Ooooooooh Man I never seen one of these. It shoots Pez candy?

Now I feel my childhood of the 70s has a missing link...hahahahah

This is turning into a fun to read thread. Love the stories of yesteryear. 
Those were the days!! Beeing a kid was the best :woohoo:

Bob...big kid...zilla


----------



## JordanZ870

I was 7 and my sister 9 as we threw the Jarts straight UP as high as we could make them go. 
Mother trashed them after my father pulled one out of the top of my foot. Here is the irony. 
I was mad at my MOTHER!
I really did LOVE those Jarts.

Whats not to love, hey? They were missiles! They had fins! 
They were pointy and they were made to THROW!


----------



## bobhch

joez870 said:


> I was 7 and my sister 9 as we threw the Jarts straight UP as high as we could make them go.
> Mother trashed them after my father pulled one out of the top of my foot. Here is the irony.
> I was mad at my MOTHER!
> I really did LOVE those Jarts.
> 
> Whats not to love, hey? They were missiles!
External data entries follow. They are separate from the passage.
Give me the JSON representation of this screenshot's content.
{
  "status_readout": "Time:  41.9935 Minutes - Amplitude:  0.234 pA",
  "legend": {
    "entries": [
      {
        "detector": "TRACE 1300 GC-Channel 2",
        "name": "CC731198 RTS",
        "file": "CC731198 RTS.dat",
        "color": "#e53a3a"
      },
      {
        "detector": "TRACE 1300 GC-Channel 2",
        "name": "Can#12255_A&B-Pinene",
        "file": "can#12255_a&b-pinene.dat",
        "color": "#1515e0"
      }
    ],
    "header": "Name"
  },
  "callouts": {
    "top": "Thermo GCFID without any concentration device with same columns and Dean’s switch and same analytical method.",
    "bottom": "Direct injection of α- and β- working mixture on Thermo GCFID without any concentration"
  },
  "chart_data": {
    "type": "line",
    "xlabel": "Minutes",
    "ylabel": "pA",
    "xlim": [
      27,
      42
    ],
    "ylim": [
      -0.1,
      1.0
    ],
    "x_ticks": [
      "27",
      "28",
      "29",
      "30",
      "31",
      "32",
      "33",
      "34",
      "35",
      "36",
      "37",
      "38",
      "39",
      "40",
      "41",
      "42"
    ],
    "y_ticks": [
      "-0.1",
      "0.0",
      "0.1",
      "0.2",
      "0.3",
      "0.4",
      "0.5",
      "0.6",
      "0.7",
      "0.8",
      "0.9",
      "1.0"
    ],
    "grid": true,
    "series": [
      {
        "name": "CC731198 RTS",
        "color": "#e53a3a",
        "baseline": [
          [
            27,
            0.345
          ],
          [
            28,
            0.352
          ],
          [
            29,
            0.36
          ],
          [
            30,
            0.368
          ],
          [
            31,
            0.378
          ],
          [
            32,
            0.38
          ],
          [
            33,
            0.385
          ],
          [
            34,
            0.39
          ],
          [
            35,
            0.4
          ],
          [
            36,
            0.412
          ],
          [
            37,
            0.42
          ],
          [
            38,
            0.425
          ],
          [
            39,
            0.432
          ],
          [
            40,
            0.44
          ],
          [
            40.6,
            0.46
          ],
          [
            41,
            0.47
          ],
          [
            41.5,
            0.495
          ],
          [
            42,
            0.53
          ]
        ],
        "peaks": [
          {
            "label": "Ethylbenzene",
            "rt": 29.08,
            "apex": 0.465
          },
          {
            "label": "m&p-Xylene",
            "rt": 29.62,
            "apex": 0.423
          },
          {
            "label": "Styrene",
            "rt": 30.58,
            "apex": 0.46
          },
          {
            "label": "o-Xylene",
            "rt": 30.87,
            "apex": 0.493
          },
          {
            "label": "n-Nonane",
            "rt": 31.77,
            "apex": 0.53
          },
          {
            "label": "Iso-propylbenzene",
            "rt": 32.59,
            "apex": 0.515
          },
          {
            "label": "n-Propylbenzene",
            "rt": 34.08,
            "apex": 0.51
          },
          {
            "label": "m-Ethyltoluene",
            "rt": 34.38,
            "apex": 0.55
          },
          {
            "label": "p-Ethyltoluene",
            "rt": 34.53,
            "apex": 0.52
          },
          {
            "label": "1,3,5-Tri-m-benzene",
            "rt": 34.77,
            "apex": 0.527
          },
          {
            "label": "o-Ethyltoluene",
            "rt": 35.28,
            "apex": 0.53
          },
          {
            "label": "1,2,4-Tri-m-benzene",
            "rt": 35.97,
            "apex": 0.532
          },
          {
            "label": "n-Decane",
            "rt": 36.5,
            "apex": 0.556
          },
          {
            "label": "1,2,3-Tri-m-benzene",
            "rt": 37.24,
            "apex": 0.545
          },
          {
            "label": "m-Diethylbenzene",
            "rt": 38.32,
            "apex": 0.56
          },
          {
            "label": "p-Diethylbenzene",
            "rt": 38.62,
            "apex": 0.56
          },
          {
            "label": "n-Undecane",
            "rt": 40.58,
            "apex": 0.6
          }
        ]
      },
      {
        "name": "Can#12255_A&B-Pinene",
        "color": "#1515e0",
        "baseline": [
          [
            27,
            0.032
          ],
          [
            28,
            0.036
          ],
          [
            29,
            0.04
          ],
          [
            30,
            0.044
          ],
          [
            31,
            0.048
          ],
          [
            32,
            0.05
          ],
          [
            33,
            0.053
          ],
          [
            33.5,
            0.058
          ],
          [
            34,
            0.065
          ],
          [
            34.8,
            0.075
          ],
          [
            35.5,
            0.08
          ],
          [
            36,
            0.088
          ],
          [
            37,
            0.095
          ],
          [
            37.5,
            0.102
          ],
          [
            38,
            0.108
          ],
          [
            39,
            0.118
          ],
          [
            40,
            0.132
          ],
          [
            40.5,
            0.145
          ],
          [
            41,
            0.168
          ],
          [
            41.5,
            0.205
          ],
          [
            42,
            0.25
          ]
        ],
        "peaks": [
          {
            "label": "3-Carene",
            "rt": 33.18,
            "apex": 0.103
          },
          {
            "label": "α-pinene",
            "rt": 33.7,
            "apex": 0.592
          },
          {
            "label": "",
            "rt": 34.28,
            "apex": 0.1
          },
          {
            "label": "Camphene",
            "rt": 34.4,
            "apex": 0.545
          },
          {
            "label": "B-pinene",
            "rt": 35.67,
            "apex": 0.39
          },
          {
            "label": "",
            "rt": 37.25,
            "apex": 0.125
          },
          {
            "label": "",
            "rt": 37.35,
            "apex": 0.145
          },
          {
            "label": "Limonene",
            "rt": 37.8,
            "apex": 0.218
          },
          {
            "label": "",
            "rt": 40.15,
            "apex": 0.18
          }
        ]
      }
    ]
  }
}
They had fins!
> They had points and they were made to THROW!


:lol: RAOTFLMAO :lol:

OMG....With a discription of Yard Darts like this hahahhahaha
Maybe they will make a comeback. 

Oh man Joez you crack me up!!

Bob...my Mom makes me so  (but I love her)...zilla


----------



## SplitPoster

Oh man, we had jarts too. Seems like I remember that if you hit the right kind of rocks they'd throw sparks. For some reason they disappeared about the time I was 13 or 14. One day we were laying out glass bottles and jars for targets... I know we found some more jars, but the jarts just vanished. Go figure.


----------



## foxkilo

Ealkin about weapons. do you remember when those Superballs came out in the mid 60s. Before Hong Kong got hold of rhem and threw copies in every size and colour at you. I'm talking about the original gray/green ones straight out from the US of A. Those things were really hard and they could wreck mayhem in your street. Dents in your neighbours car, smashed windows and the lot. I don't know how they were called in the states but over here rhey went under the name of wonder- or superball.

BTW Bob for a long time you could those PEZ gun only by collecting wrappers and sending to PEZ. Do you know that PEZ is actually an Austrian company.


----------



## TexMexSu

Those guns were great but why not make your own army with Mattels Thingmaker Fighting Men Set?

Nothing like a hot plate for kids to play with.......


----------



## Shadowracer

This may be slightly off topic, but my brother almost burned his bed down with a Lite Brite. 

Anyway...lawn darts. For me, that was something that got trotted out at picnics and stuff. I once launched one and it came down on a kid's shoulder....right in the soft spot between neck and collarbone. Good thing the kid's skin held and it didn't go through, although it was still not pretty. I sorta get why they went the way they did. At least with horseshoes you don't have to throw them way up. 

Those disk shooters are pretty cool. We played army men with those too


----------